John Cassidy in The New Yorker:
It would be uplifting to report that since the referendum, in June, which the Leave side won by fifty-two per cent to forty-eight per cent, the pro-Europe forces had been making a vigorous effort to persuade the public that it made a disastrous mistake. That hasn’t happened. Under the leadership of the hapless Jeremy Corbyn, the Labour Party, the main opposition group in Parliament, has come around to toeing the pro-Brexit line. In advance of Wednesday’s vote, Corbyn ordered Labour M.P.s to support the Brexit bill, and most obeyed his edict—though fifty-two defied Corbyn and voted as their consciences dictated.

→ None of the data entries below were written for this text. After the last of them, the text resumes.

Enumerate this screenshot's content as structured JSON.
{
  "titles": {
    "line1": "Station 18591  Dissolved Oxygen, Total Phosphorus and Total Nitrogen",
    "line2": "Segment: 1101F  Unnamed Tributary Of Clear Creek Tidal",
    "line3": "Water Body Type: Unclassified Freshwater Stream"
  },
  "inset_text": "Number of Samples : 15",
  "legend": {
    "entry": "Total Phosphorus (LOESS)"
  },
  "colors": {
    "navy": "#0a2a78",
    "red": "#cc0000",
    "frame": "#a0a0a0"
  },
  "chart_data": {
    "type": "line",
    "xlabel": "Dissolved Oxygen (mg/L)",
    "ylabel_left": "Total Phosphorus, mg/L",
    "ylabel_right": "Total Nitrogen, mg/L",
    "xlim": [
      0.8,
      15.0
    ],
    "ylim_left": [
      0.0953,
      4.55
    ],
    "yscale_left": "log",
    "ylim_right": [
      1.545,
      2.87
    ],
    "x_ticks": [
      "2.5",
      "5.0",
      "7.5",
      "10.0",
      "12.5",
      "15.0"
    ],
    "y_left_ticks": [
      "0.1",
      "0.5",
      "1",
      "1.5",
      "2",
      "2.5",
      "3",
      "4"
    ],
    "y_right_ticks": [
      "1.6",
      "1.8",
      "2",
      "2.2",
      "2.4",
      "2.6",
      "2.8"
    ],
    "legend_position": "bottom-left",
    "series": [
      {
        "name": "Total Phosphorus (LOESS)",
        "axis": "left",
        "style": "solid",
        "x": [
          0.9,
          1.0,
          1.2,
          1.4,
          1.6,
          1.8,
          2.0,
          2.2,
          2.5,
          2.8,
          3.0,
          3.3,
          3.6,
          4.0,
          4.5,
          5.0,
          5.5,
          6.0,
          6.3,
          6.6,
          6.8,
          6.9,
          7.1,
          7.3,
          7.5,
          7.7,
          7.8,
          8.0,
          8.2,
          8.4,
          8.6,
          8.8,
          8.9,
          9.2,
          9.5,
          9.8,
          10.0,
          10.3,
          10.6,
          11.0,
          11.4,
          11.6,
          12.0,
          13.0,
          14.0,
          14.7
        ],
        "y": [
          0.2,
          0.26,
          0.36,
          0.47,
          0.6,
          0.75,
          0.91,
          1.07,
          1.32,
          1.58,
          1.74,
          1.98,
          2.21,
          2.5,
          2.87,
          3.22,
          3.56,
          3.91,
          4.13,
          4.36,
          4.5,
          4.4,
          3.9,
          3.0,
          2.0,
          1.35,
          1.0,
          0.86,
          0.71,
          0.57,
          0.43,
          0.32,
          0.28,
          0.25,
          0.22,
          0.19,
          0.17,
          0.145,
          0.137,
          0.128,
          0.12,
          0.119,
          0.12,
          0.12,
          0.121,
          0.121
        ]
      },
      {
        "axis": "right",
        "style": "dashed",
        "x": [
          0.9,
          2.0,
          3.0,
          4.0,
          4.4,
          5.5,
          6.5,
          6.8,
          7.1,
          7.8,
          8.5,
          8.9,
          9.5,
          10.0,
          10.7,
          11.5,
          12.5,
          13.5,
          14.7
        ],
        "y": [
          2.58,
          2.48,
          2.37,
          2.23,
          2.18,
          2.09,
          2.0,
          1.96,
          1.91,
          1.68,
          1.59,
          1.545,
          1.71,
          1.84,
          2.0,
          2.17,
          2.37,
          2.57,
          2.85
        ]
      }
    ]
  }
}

To be fair to the Labour Party, it is in a tough spot. Like U.S. Democratic congressmen and senators from districts and states that Donald Trump won, the Labour Party’s M.P.s can’t afford to ignore the views of their electors. Many represent working-class constituencies that voted for Brexit, and the rise of ukip represents a serious threat to them. Corbyn’s edict reflected a fear that if the Labour Party were seen as trying to overturn the result of the referendum, it could get wiped out in the next election. But for all this cold political logic, it was a sorry sight to see Labour, a party with a long tradition of internationalism and standing up for minorities, lining up alongside the Farages of the world.
Political self-interest also played a big role on the Conservative side, where loyalty to May and the Party leadership overcame the qualms about Brexit that many centrist Tories still have.